The fragility of the second wave of leftist governments in the region

A couple of years ago, the idea of a second wave of leftist governments in Latin America seemed evident. The return to power of MAS in Bolivia (2020), after the confusing end of Evo Morales’ third term; the election of Boric in Chile (2021) after the violent social outburst during the second government of Piñera in 2019; and the election of Castillo in Peru (2021), preceded by four presidents and two impeachments in a period of only four years; added to the governments of López Obrador in Mexico and Fernández in Argentina, made up what for many represented the beginning of a new cycle of leftist governments in the region. But two years later, and despite the return to power of Lula in Brazil and the historic triumph of the Colombian left with the election of Gustavo Petro, this new cycle shows difficulty in consolidating itself as a regional movement. 

This new cycle is still far from the stability and geographical scope of the first cycle of leftist governments during the first decade of the century. At least three facts confirm this difficulty: the impeachment of Castillo in Peru; the defeat of the Chilean constitutional reform project backed by President Boric, which was followed by the election of a new Constituent Assembly with a majority of opposition representatives; and the evident loss of popular support of the Fernández government in Argentina, confirmed by the fall to third place in the primaries of last August.

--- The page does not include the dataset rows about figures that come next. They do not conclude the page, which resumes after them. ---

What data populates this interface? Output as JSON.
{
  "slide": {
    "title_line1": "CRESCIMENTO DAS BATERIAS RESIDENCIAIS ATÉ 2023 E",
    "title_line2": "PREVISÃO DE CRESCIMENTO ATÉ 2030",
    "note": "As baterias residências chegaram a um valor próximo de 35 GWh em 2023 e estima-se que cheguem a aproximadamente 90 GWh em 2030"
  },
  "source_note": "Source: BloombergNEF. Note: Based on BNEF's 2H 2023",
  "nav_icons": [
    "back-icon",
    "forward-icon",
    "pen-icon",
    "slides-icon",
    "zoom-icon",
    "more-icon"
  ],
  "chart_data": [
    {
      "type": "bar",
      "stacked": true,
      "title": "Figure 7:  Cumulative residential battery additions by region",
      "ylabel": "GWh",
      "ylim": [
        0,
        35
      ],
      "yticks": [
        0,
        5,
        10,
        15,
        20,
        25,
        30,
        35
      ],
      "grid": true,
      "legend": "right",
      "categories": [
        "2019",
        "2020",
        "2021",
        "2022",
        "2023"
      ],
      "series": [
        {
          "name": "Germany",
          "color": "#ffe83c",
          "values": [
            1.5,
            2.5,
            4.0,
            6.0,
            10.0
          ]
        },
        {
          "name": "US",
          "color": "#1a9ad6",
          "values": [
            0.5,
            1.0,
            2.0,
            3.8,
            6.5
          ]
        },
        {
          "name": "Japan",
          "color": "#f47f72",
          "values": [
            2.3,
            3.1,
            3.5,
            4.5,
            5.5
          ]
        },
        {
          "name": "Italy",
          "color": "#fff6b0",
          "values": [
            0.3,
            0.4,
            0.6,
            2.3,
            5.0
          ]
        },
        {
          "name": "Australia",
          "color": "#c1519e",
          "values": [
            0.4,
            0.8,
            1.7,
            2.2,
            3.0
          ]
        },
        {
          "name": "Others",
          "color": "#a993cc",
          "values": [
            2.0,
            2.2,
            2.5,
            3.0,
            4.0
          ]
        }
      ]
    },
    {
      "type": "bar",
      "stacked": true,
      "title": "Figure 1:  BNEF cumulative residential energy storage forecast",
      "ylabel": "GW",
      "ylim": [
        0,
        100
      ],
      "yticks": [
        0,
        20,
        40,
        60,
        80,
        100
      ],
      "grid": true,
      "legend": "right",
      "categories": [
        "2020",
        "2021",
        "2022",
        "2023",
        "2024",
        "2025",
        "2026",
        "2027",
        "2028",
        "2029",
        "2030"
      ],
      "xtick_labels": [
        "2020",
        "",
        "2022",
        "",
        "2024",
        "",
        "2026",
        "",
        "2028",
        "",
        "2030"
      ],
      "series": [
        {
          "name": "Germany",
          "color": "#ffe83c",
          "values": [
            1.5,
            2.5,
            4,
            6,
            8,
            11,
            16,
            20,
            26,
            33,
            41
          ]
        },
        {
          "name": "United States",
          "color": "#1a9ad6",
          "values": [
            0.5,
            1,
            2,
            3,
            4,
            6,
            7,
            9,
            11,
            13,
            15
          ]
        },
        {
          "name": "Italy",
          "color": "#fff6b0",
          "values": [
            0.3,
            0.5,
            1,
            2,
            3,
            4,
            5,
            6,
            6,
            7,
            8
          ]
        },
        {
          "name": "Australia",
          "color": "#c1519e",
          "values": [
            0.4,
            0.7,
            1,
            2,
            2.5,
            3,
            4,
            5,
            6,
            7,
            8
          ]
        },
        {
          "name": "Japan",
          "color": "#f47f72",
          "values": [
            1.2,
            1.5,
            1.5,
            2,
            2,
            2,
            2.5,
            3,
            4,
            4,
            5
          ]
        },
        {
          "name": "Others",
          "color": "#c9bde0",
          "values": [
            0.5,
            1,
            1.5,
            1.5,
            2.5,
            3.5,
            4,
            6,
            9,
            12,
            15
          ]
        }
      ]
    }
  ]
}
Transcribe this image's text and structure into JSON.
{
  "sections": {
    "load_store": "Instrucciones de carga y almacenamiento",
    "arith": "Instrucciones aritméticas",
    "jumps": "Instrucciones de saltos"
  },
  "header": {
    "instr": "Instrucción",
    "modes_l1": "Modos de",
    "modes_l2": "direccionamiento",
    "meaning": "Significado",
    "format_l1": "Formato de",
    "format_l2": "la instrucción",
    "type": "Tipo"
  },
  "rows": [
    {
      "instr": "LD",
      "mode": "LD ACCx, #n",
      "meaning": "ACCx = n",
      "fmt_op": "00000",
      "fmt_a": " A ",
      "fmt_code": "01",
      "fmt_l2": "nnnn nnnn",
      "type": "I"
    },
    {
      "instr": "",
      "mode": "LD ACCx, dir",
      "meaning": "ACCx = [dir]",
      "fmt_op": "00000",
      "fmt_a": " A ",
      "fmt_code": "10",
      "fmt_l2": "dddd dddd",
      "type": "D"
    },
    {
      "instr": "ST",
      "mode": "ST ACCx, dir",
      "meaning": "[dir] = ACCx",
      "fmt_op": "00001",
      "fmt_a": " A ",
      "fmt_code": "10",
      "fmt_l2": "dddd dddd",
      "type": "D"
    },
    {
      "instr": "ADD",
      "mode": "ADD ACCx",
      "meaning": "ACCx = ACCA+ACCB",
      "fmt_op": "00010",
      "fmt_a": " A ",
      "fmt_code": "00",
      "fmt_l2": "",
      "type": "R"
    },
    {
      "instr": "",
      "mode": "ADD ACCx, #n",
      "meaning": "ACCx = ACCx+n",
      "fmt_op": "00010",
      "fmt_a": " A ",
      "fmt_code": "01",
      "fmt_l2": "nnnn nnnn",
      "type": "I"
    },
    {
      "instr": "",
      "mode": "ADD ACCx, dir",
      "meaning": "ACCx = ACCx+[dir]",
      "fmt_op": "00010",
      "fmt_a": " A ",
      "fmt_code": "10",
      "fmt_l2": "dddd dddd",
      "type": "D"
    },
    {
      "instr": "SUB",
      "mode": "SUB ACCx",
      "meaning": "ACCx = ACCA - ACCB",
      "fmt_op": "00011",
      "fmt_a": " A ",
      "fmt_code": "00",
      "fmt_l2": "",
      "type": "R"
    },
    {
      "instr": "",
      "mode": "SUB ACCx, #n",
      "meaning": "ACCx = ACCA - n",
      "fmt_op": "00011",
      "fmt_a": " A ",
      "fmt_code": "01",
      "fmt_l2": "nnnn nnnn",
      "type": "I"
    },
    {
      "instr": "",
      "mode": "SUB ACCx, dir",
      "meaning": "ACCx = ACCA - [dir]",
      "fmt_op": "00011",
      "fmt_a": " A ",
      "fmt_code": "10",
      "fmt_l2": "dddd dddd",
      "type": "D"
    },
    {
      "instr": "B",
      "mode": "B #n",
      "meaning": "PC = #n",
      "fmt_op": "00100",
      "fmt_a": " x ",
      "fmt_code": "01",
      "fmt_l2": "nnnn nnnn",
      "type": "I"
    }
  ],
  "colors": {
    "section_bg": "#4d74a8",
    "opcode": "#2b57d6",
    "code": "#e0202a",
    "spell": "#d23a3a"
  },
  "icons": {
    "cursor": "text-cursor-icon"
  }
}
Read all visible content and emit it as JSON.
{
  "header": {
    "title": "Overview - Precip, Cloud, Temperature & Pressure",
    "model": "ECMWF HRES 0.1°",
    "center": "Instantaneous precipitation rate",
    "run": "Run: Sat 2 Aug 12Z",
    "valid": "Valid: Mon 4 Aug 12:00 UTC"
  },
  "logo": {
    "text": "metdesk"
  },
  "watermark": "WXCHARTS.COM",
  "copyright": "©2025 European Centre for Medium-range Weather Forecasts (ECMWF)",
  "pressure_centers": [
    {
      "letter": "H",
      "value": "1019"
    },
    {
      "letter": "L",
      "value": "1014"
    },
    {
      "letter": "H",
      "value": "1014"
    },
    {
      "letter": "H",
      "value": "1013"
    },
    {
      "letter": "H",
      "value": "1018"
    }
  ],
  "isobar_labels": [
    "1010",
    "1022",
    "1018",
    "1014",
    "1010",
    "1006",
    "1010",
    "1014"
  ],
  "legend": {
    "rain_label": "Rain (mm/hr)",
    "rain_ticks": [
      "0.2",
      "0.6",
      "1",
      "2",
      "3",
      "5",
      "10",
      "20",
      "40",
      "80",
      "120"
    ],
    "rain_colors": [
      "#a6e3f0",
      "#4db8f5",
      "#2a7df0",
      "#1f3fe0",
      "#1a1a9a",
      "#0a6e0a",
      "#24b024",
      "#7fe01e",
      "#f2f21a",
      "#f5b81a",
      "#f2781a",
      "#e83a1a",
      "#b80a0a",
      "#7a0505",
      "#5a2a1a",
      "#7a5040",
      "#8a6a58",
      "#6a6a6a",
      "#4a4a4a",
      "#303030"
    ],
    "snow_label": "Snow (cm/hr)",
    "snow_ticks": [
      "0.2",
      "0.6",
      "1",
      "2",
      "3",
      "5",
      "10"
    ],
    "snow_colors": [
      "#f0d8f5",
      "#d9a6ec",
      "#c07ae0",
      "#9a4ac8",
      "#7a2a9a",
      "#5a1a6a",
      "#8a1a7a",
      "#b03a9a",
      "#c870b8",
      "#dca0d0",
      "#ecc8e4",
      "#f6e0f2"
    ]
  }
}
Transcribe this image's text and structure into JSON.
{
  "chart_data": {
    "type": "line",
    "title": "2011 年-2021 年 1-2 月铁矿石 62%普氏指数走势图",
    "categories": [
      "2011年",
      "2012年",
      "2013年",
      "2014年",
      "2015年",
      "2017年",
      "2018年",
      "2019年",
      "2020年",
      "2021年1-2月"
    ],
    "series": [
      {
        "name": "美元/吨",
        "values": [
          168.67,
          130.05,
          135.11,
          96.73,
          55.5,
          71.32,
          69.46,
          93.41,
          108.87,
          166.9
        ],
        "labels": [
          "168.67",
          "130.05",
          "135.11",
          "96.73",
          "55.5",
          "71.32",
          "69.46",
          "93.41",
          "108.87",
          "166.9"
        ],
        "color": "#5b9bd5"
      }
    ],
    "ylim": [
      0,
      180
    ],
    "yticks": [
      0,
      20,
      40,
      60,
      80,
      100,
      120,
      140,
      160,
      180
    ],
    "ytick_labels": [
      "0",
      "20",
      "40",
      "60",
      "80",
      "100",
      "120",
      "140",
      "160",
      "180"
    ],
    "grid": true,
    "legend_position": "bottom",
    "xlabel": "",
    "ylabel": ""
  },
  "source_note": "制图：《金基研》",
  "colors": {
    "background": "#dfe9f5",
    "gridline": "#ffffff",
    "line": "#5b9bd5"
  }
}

Much has already been written about the difference between the current context of international economic uncertainty, in relation to the economic bonanza during the first decade of the century, thanks to the high price of commodities that greatly benefited the governments of the so-called “red tide”. This difference, added to the multiple crises generated as a result of the COVID-19 pandemic, has made it difficult for the new left-wing governments to meet the demands of citizens. This has led these governments, in part, to suffer greater fragility.

The vision of a second red tide in Latin America resulted, at least in the case of some of the countries mentioned, from a simplified reading of the complexity of the political systems that emerged from the last elections. In Peru, given the slim margin of difference in the 2021 presidential elections – less than 50 thousand votes -, and the lack of legislative support, it could hardly be said that the country had turned to the left with the election of Castillo. On the contrary, from day one it was known that it would be difficult for the new president to get support to lead the country and finish his term, especially considering the political instability of Peru during the previous four years.

In the case of Chile, the fragmentation of the political system in the last election did not justify the reading of a political turn in the country either. Let us recall that Boric was the second most-voted candidate in the first round of the elections, being surpassed by the candidate of the far right, José Antonio Kast, and that the political alliance of the president-elect obtained little more than 20% of the deputies.  

However, the same argument cannot be applied to all cases. The Fernández government in Argentina had, at the beginning of its mandate, the support of almost half of the Chamber of Deputies and an absolute majority in the Senate. Her political attrition, excluding the external factors already mentioned, can therefore be attributed to inefficient management, particularly in the management of the economy.

However, the political fragility of the presidents and the rapid loss of political support is not an exclusive characteristic of the new leftist governments. It also affects right-wing governments. The political crisis of the Lasso government in Ecuador, which resulted in a call for early general elections only two years into the government’s term, is a case in point. In fact, if there is a new political wave or tide in Latin America, it is that of a significant increase in political fragmentation and polarization, which leads to presidents elected with minimal margins (Castillo, Lasso, Lacalle Pou and Lula in his last election) and/or to governments elected without a legislative majority (the cases of Castillo and Lasso are the most emblematic).

In a context such as the current one in Latin America, marked by high polarization, this political configuration hinders the possibility of reaching broad agreements that guarantee a government with a relatively broad base and that offers stability. Whether from the right or from the left.